Workers Win! Missouri Supreme Court rules Paycheck Deception (HB 1413) unconstitutional

Republican-backed law targeted public-sector unions

Managing Editor

THE MISSOURI SUPREME COURT building in Jefferson City – David Shane photo

Jefferson City – The Missouri Supreme Court has struck down a 2018 law that sought to impose new restrictions on collective bargaining for public sector unions while exempting public safety unions from the requirements.

In a 5-2 decision issued June 1, the court held that House Bill 1413 violated public employees’ constitutional right to receive equal protection under the law.

“The Missouri Supreme Court made the right and legal decision today by striking down Paycheck Deception,” stated Missouri AFL-CIO President Jake Hummel. “The court found that the law violated the Missouri Constitution, which guarantees equal protection. It is sad that workers had to take their fight all the way to the Supreme Court due to politicians trying to take away their rights and interfere in their lives.

“Today, the workers of Missouri scored a big win,” Hummel said, “but the Missouri AFL-CIO and our affiliates will continue to fight for all workers of Missouri to ensure that they are protected on the job.”

The law had been on hold since St. Louis County Circuit Judge Joseph Walsh blocked it from being enforced in March 2019 after seven unions representing teachers, patient care professionals, maintenance workers and public safety employees filed suit saying the bill violated the Missouri Constitution by constraining free speech of most public-sector unions and giving preferential treatment to others.

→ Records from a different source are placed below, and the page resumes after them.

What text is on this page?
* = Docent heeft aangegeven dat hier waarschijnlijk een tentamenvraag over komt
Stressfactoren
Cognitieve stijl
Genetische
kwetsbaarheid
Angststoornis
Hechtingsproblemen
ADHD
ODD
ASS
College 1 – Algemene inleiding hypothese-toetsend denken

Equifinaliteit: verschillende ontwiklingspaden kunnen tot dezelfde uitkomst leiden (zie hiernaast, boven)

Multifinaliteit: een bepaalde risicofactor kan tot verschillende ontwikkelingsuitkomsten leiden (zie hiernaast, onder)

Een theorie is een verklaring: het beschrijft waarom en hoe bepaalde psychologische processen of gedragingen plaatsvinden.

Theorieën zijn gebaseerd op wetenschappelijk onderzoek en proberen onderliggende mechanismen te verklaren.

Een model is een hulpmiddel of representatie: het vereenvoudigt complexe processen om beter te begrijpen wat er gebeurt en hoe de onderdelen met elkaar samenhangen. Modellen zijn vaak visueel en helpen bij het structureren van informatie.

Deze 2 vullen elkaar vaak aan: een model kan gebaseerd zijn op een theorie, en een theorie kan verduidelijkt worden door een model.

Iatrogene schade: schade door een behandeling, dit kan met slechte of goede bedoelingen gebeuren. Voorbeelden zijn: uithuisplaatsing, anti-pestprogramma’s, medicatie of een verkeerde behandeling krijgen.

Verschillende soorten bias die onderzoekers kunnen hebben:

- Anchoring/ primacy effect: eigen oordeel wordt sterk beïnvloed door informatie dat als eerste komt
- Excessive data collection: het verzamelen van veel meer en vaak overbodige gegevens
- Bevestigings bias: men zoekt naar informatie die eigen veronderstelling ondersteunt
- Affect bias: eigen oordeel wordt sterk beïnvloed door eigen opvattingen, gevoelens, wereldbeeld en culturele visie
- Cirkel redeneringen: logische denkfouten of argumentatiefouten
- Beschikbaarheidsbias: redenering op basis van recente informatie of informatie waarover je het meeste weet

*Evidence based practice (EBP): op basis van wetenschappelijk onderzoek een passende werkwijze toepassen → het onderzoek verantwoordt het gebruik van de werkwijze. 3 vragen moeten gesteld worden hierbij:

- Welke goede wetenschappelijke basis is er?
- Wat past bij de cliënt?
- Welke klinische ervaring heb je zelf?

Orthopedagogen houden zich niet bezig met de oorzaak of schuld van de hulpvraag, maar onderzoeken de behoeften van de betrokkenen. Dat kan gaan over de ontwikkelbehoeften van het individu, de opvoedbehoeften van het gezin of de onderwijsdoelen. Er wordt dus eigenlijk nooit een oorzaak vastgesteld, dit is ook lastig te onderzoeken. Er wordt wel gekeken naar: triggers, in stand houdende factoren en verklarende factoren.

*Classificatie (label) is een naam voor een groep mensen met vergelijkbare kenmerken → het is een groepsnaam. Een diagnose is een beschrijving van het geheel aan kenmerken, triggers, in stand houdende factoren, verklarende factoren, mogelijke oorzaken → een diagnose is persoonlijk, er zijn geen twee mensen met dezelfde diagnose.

“If the law had gone into effect, the results would have been catastrophic for teachers and janitors and a whole slew of other employees in the public sector who enjoy all of the benefits of unionization and collective bargaining,” said Jason Walta, deputy general counsel for the National Education Association, who argued the case before high court

In its ruling, the Supreme Court said the law gave “preferential treatment to some Labor organizations over others” by applying the exemption to unions that “wholly or primarily” represent public safety employees. In practice, that meant a bargaining unit of fire fighters who aligned themselves with the Teamsters union or a bargaining unit of police officers aligned with the Laborers would have been subject to the law’s provisions while fire fighters or police who aligned with traditional public safety unions would have been exempt.

The court ruling found, in part, “the exemption of public safety Labor organizations in section 105.503.2(1)1 creates a scheme that effectively disfavors non-public safety Labor organizations and violates public employees’ right to bargain collectively through representatives of their own choosing.

“There is no rational basis for protecting public safety employees from most — if not all — of the new provisions,” Judge Mary Russell wrote for the majority in a 5-2 decision.

“[T]he only effect (and, therefore, the only evident purpose) of the exemption for public safety Labor organizations is to give preferential treatment to some Labor organizations over others for some reason other than those employees they represent.”

Phil Murray, the president of the Missouri National Education Association, said the ruling affirmed public sector workers’ constitutional right “to participate in their union free of politically motivated interference.

“Missouri educators and public employees are some of the lowest paid in the country,” Murray said. “It is time to stop the politically motivated attacks and get to work on providing the resources students, educators, and Missouri’s public employees need.”

Carmen Hill, a nurse in St. Louis Public Schools, said as a school nurse, her union helps her advocate for the health and safety of students.

“As a school nurse, the health of students is at the center of every decision I make,” Hill said. “Our union helps me advocate for the safety of students and educators. I am relieved the court upheld the right to join a union and advocate for our students without interference from politicians or special interests.”

Monica Jefferson, a teacher in the Special School District of St. Louis County, said the legislation was designed to “silence educators and make it more difficult for us to advocate for our students and colleagues.

“I hope politicians will focus on helping Missouri recover from the pandemic rather than attack middle-class families,” Jefferson said.